Banyak jenis dan ragam bentuk desain batik di Indonesia
yang berkembang hingga dewasa ini. Batik Majalengka adalah salah satu aset
karya budaya bangsa yang terdapat di wilayah Timur Jawa bagian Barat. Batik
Majalengka memiliki keunikan dan kekhasan tersendiri baik pada segi bentuk
stilisasi ornamennya maupun pada pewarnaannya. Batik Majalengka memiliki corak
yang sangat beragam akan jenis motifnya. Di antaranya, motif batik Kota Angin bersumber dari julukan Majalengka
sebagai “Kota Angin” karena angin kencang yang selalu berhembus di kota ini
sepanjang tahunnya. Motif Kota Angin ini nampak lebih gagah dan maskulin.
Dapat dipahami bahwa penciptaan karya tersebut didasari
oleh konsep dan tema dari motif itu sendiri sebagai unsure bentuk visual yang
sesuai dengan fungsi dan maknanya. Seperti misalnya motif batik Simbar Kencana Majalengka. Karya
kriya batik tersebut memungkinkan mempunyai denotasi dan fungsinya, yakni dalam
hal ini kain sebagai busana, lukisan ataupun elemen dekorasi interior. Kain
batik tradisional Majalengka, di samping mempunyai denotasi tentunya juga
mempunyai konotasi, misalnya material bahan, teknik (proses pembuatan) dan
bentuk visual batik itu sendiri. Dari karakternya, bagus atau jelek baik dari
hasil garapannya, maupun serasi atau tidak serasi dari hal pemakaian dan
paduannya; serta memiliki simbol dan ikon daerah atau tidak.
Dengan adanya pengaruh perkembangan budaya, motif batik
Majalengka semakin banyak variasinya, baik pada penggayaaan atau stilisasi
motif dasar dan pengembangannya. Dari keunikan dan keragaman corak batik
tersebut maka banyak pulalah tanda-tanda yang dimilikinya. Dilihat dari sistem
tanda, batik Majalengka kaya akan makna semantic maupun makna simboliknya.
Persoalan bentuk dan desain motif batik tentunya tidak
terlepas dari gramatika, dan sintaksis untuk menggambarkan tanda-tanda, serta
hubungan dan keterkaitan antar unsur-unsur motif pendukungnya.

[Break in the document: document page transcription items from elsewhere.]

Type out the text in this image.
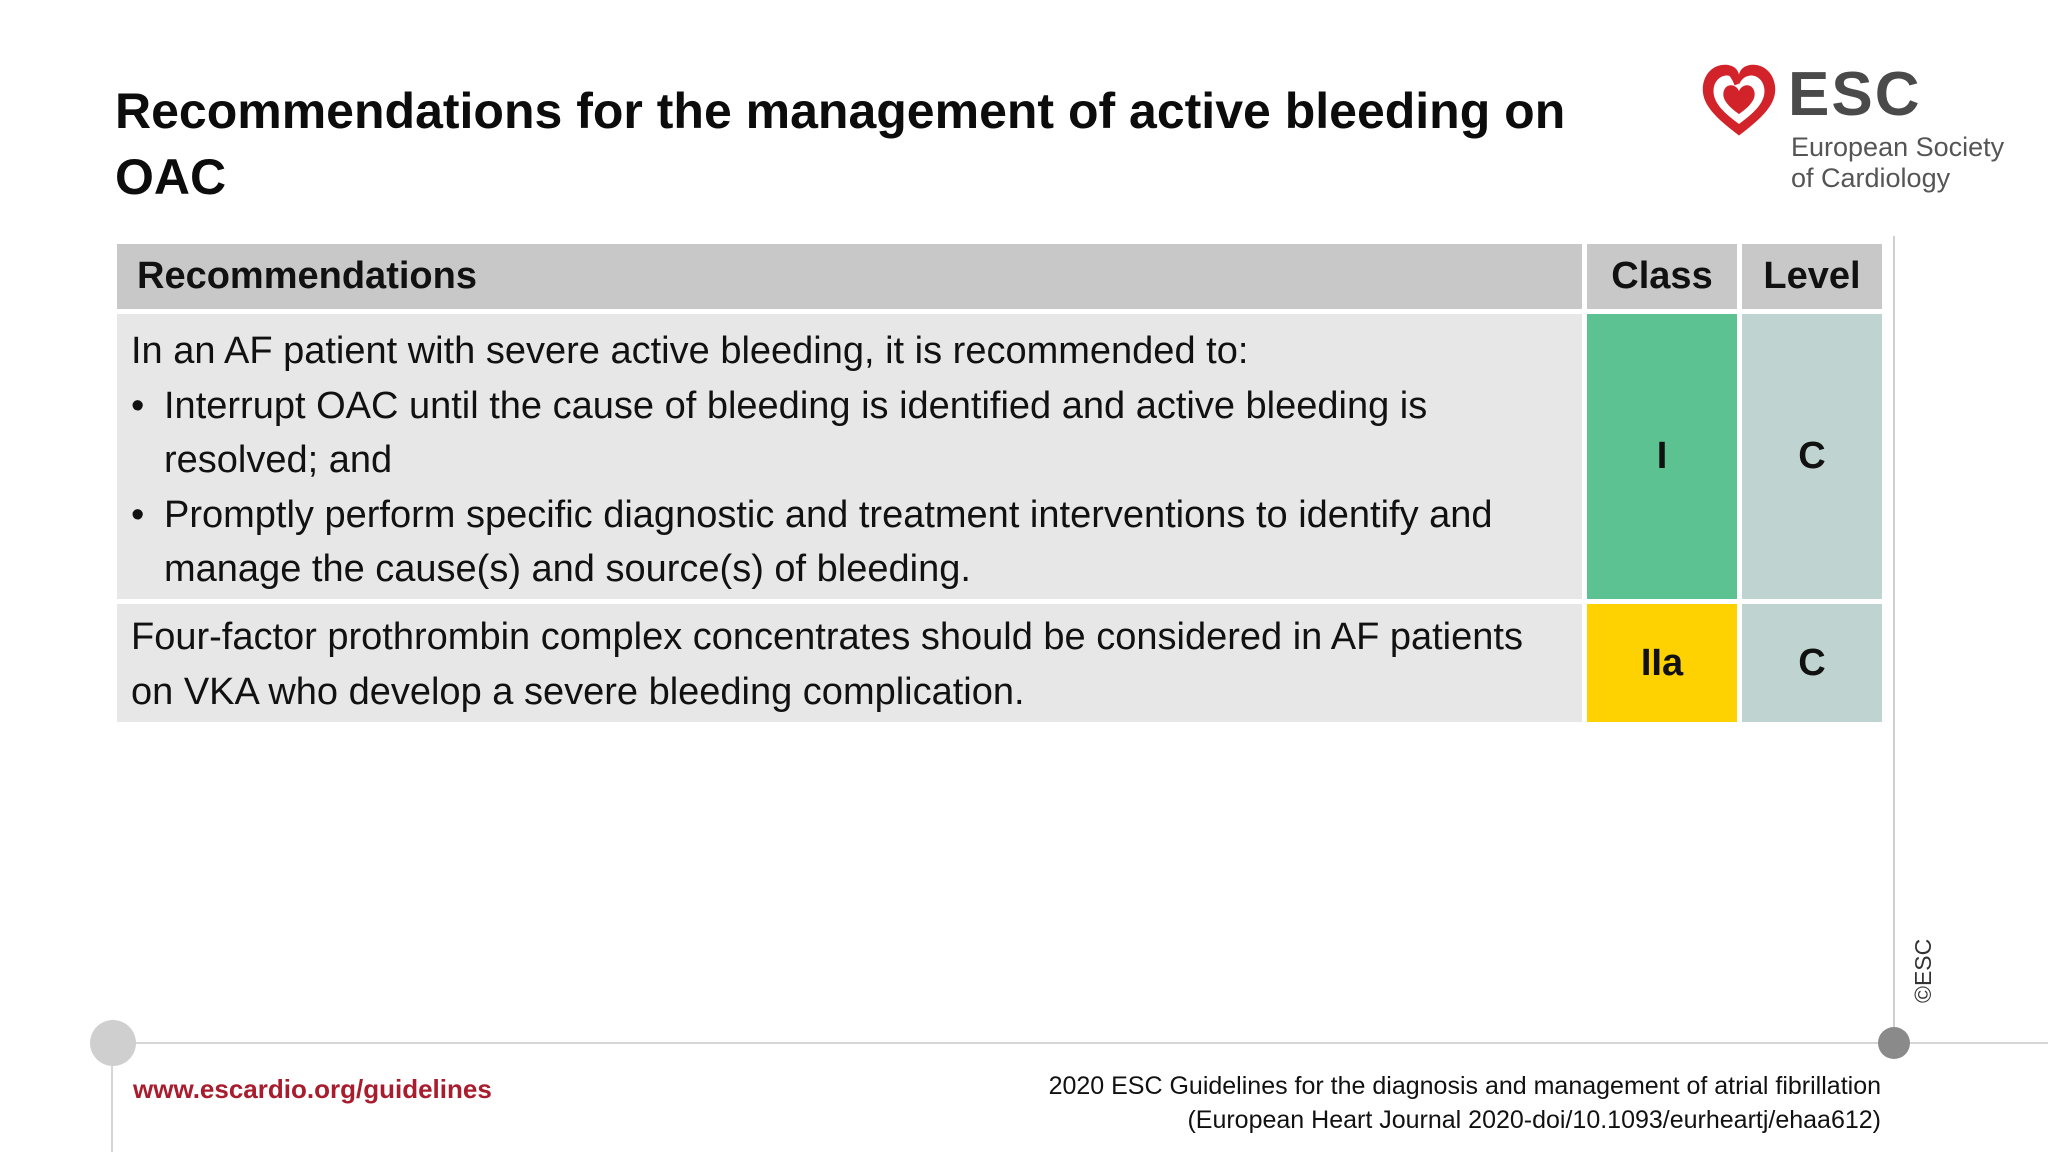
Recommendations for the management of active bleeding on OAC
ESC
European Society
of Cardiology
Recommendations	Class	Level
In an AF patient with severe active bleeding, it is recommended to:
• Interrupt OAC until the cause of bleeding is identified and active bleeding is resolved; and
• Promptly perform specific diagnostic and treatment interventions to identify and manage the cause(s) and source(s) of bleeding.
I	C
Four-factor prothrombin complex concentrates should be considered in AF patients on VKA who develop a severe bleeding complication.
IIa	C
©ESC
www.escardio.org/guidelines	2020 ESC Guidelines for the diagnosis and management of atrial fibrillation
(European Heart Journal 2020-doi/10.1093/eurheartj/ehaa612)
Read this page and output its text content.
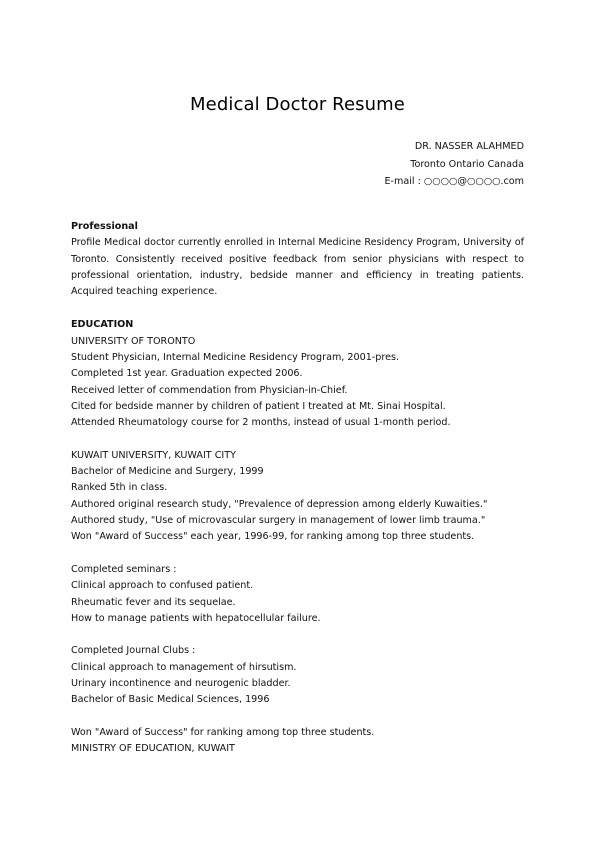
Medical Doctor Resume
DR. NASSER ALAHMED
Toronto Ontario Canada
E-mail : ○○○○@○○○○.com

Professional

Profile Medical doctor currently enrolled in Internal Medicine Residency Program, University of Toronto. Consistently received positive feedback from senior physicians with respect to professional orientation, industry, bedside manner and efficiency in treating patients. Acquired teaching experience.

EDUCATION

UNIVERSITY OF TORONTO

Student Physician, Internal Medicine Residency Program, 2001-pres.

Completed 1st year. Graduation expected 2006.

Received letter of commendation from Physician-in-Chief.

Cited for bedside manner by children of patient I treated at Mt. Sinai Hospital.

Attended Rheumatology course for 2 months, instead of usual 1-month period.

KUWAIT UNIVERSITY, KUWAIT CITY

Bachelor of Medicine and Surgery, 1999

Ranked 5th in class.

Authored original research study, "Prevalence of depression among elderly Kuwaities."

Authored study, "Use of microvascular surgery in management of lower limb trauma."

Won "Award of Success" each year, 1996-99, for ranking among top three students.

Completed seminars :

Clinical approach to confused patient.

Rheumatic fever and its sequelae.

How to manage patients with hepatocellular failure.

Completed Journal Clubs :

Clinical approach to management of hirsutism.

Urinary incontinence and neurogenic bladder.

Bachelor of Basic Medical Sciences, 1996

Won "Award of Success" for ranking among top three students.

MINISTRY OF EDUCATION, KUWAIT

Seperti denotasi
berkaitan dengan apa arti motif; struktur desain motif, pragmatik melukiskan
motif yang menggerakkan motivasi kreatif para desainer serta pengaruh wujud
visual motif batik tersebut terhadap apresiator dan pengguna.
Di samping bentuk motif pada kain batik Majalengka, juga
unsur bahan dan teknik, tentunya sangat menentukan sikap dan reaksi-reaksi
intelektual serta emosional manusia sebagai pelaku budaya, khususnya emosi
manusia sebagai desainer, pembatik, maupun pengguna kain batik tersebut.
Disadari ataupun tidak, motif batik tradisional tersebut memungkinkan pula
adanya keterkaitan prilaku sosial maupun individual dengan apa yang telah
diciptakan para desainer tentang arti yang telah para desainer atau pembatik
berikan terhadap corak batik tersebut.
Terkait dengan persoalan tanda, sebuah kain batik motif
tradisional Majalengka, di dalamnya memiliki beraneka sistem tanda yang
sebagian besar menjelma lewat indra penglihatan seperti: bentuk motif dan susunan
dari unsur-unsur pembentuknya, ukuran, material-bahan, warna, komposisi
jarak/skala dan proporsi masing-masing unsurnya.
Denotasi
primer kain batik tersebut yang dianggap sebagai tanda adalah fungsi objek
tersebut, dan sebagai denotasi sekundernya (konotasi) adalah pakem (konvensionalitas); struktur
bentuk dan cara pembuatan, keaslian, keakraban tema, keserasian dalam
pemakaian, suasana mengesankan, megah, anggun, wibawa dan lain sebagainya.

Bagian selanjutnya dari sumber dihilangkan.